Premier Menachem Begin returned from a two-day visit to Alexandria today to announce that Israel’s future oil supplies from Egypt have been secured, that President Anwar Sadat has ordered Egyptian authorities to grant entry visas to all Israelis who have applied for them, and that after more than 30 years railroad connections may soon be reestablished between Israel and Egypt.
Obviously well pleased by his latest rounds of talks with Sadat and other ranking Egyptian officials, Begin told reporters at Atarot Airport near Jerusalem that relations between Israel and Egypt “are actually beginning to pass from the stage of peace to the stage of friendship, mutual understanding and cooperation.” (See related analysis P. 3.)
He disclosed that after Nov. 26, the day Israel is to return the last of the Sinai oilfields it holds to the Egyptians, Israel will be able to acquire oil from those fields at “world market rates.” He said Sadat issued orders to grant entry visas after it was brought to his attention that only 20 visas have been issued so far although hundreds of Israelis have applied for them since the normalization of relations between Israel and Egypt was decreed at EI Arish last May 28. Sadat also promised to grant exit visas to Egyptian Jews who want to visit their families in Israel, Begin said.
Begin reported that the Egyptians are surveying the possibility of reopening the old railroad line between Cairo and Lod in Israel which was an important rail junction before 1948. “We raised this issue on the first day of our visit,” Begin said. He said “we have two proposals,” one by a leading Israeli industrialist and the other by Canadian Pacific, a global giant involved in all forms of transportation, “to undertake this work. Within the next few days we will invite representatives of both for initial consultation on the project …. We have hope that this railroad will be operated and there is no doubt that it will be another contribution to the reality of peace,” he said.

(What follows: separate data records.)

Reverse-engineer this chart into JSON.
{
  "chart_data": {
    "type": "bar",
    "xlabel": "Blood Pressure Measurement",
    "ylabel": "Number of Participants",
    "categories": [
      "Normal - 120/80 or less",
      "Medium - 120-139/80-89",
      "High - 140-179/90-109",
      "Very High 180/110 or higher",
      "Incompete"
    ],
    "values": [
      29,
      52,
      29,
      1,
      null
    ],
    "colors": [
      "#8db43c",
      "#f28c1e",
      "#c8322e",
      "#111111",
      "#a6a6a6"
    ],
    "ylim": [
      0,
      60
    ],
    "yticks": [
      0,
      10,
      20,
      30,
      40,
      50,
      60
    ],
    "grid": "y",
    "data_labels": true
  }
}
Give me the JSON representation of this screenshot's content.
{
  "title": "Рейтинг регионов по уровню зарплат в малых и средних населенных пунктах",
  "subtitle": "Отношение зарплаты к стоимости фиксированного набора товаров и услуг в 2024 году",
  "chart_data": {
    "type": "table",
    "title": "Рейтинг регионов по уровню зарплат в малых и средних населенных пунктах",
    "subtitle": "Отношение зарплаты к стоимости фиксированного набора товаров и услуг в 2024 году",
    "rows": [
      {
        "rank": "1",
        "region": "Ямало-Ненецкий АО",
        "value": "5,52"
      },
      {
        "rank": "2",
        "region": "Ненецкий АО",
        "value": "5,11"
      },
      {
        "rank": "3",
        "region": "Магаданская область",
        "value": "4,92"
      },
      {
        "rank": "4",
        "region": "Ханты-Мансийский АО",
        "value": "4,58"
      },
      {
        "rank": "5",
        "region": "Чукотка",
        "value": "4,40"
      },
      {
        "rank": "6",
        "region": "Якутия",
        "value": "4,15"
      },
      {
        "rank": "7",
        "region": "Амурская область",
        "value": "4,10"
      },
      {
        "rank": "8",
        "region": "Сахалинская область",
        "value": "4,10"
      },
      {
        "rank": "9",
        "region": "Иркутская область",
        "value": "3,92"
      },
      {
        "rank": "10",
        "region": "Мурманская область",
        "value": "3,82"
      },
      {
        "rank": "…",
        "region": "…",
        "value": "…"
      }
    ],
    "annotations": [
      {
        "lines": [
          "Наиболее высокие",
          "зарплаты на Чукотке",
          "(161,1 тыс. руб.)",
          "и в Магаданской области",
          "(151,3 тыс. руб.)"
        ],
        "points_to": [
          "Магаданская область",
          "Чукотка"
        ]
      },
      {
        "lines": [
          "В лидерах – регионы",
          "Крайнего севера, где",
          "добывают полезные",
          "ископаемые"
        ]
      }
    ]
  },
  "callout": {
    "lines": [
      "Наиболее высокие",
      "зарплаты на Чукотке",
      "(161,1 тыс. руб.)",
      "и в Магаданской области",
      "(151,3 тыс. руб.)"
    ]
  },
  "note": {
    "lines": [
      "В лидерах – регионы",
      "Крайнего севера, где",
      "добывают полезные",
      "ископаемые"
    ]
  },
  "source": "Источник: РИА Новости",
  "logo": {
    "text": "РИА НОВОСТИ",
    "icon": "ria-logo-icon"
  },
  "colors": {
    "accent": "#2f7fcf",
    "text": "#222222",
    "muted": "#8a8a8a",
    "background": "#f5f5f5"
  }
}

EGYPTIAN JEWS ARRIVE IN ISRAEL
The Israeli press plane that followed Begin’s plane from Alexandria carried the first Egyptian Jews to benefit from Sadat’s promise of exit visas. They were Robert Dassa, a 46-year-old television reporter who served 14 years in an Egyptian prison for membership in an Israeli spy ring that attempted various acts of sabotage in Egypt in 1954 and now lives in Alexandria; his sister Awda and her three daughters.
They were received by Begin in Alexandria and accepted his invitation to come to Israel to visit other members of their family. “The President (Sadat) told me that any Egyptian willing to visit his family in Israel could do so with no hindrance,” Begin had told them.
On leaving Alexandria Airport this morning, Begin was escorted by Vice President Hasni Mubarak who said the talks were going in the right direction.” We hope that with these meetings and contacts we shall make progress,” he said.
Begin’s departure was accompanied by full military honors and a warm send-off by the Egyptians. His visit was somewhat less dramatic than his previous visits to Egypt but appeared no less important in terms of developing relations between the two countries. Begin achieved a reconciliation with Prime Minister Mustapha Khalil who hosted a dinner for him last night. Relations between the two had soured ever since Begin refused to fly to Washington earlier this year to meet him and President Carter in the absence of Sadat.